Era troppo terribile quello che vedevo e mi raccontavano perché sentissi il coraggio di scendere nel paese incendiato, fra la disperazione della gente. Restai lassù, solo, inebe­tito dal dolore e dallo stupore, finché non scese la notte e tutto prese lo stesso colore della pianura completamente priva di luce, senza neppure un piccolo lume a una fine­stra Solo il tratto immediatamente sotto i miei piedi, era rischiarato da sinistri bagliori. A volte le fiamme si sprigionavano alte, incendiando di un rosso bagliore la nube che sovrastava il paese. Segno di case che preci­pitavano disfatte sotto l’azione del fuoco. rParevano lampi di calore, ma non si aveva la minima sensazione dell’avvicinarsi di un temporale.
Il cielo restava brillante, gremito di stelle, magnifico.

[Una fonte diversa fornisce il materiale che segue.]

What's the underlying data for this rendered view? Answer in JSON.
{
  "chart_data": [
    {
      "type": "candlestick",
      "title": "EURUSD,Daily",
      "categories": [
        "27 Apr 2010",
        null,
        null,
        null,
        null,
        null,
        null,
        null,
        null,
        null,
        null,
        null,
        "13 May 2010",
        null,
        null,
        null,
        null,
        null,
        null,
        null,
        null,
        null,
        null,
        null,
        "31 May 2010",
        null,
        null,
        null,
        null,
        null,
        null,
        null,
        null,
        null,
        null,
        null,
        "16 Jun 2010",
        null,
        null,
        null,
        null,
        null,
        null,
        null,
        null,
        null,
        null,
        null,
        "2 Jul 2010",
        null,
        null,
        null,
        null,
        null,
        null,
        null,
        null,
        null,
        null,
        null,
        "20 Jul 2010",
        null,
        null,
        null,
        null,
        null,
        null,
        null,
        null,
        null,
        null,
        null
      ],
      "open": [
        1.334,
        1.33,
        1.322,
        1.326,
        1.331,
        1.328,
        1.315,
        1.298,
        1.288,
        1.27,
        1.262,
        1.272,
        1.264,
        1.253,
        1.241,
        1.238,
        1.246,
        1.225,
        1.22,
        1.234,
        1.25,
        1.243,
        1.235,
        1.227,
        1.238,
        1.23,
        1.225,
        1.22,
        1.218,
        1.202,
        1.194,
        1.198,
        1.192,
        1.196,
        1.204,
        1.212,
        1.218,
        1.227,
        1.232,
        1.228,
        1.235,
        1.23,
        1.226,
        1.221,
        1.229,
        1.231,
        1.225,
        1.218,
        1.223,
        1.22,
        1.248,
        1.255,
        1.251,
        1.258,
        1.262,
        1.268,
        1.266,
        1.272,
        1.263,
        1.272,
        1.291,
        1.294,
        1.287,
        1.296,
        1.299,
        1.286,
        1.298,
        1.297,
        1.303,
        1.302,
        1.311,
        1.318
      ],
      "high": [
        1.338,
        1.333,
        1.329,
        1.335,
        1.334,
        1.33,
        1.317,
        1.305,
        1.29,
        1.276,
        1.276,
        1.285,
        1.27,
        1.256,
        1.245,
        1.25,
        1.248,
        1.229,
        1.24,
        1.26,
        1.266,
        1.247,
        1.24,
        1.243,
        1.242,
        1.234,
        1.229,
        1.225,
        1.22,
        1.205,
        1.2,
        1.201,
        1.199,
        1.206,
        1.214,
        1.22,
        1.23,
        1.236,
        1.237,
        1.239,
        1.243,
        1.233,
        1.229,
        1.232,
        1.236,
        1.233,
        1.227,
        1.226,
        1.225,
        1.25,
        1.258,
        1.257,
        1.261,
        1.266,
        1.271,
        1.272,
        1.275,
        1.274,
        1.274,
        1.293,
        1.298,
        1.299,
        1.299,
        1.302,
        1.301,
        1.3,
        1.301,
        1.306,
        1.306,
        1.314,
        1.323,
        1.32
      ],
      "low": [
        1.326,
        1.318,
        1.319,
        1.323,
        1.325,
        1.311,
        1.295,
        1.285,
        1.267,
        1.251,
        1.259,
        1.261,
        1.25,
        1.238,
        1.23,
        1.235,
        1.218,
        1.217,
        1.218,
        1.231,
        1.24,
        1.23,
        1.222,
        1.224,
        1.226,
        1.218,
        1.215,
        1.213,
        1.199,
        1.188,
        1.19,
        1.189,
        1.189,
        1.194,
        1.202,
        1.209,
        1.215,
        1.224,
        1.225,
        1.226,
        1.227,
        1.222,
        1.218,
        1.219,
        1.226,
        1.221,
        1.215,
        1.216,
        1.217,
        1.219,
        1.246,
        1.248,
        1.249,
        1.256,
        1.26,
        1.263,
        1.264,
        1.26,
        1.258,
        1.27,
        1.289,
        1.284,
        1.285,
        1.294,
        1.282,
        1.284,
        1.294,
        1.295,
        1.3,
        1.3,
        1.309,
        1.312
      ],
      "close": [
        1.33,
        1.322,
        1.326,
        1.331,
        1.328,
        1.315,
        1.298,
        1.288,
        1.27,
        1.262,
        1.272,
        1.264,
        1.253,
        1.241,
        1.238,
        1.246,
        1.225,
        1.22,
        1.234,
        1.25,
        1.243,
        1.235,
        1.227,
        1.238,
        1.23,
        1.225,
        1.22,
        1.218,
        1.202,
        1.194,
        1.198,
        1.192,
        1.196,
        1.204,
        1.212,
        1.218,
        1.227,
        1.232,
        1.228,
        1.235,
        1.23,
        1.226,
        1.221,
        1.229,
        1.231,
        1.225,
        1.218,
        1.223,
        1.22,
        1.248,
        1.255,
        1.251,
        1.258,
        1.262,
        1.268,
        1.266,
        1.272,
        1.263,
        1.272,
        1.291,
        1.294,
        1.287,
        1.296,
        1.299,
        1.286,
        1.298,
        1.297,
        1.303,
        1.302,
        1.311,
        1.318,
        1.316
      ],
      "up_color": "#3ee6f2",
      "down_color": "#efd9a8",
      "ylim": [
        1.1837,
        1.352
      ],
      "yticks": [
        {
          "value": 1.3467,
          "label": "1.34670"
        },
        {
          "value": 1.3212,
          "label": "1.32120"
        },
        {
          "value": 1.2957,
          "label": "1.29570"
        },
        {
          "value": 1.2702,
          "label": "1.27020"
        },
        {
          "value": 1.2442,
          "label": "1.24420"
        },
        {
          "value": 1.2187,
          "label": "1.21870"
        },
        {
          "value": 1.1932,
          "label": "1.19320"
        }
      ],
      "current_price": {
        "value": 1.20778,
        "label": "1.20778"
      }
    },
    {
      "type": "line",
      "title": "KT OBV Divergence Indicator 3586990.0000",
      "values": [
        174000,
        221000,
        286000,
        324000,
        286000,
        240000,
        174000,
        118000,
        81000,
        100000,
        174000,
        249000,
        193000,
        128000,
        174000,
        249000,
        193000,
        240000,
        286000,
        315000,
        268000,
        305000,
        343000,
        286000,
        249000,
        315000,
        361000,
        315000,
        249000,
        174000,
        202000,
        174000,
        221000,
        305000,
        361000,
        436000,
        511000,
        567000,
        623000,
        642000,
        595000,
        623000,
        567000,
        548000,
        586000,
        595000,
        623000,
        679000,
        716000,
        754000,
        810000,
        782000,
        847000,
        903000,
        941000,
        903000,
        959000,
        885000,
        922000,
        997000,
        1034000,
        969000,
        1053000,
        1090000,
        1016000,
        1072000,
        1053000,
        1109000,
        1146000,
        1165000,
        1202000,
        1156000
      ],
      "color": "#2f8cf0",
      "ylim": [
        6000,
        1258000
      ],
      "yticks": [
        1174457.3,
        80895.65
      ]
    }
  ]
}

In primavera, quand’ero ragazzo, nel mio lontano paese, osservavo, appena calata la sera, certe file di lumi muoversi per la cam­pagna. Mia madre mi aveva detto che era la gente che andava in cerca di Cristo. pareva si fosse nascosto dentro un campo di lupini e andavano a cercarlo muniti di fiaccole. Bo­ves aveva il medesimo aspetto in quella notte di fine estate. Sembrava che la gente andasse in cerca di Cristo munita di fiaccole enormi; ma le fiaccole restavano ferme, non camminavano come quelle ch’io ricordavo, come quelle che vedevo nella mia infanzia. Il quarto giorno avanzò una nuvola, coperse il sole. Fummo nella pioggia d’autunno.»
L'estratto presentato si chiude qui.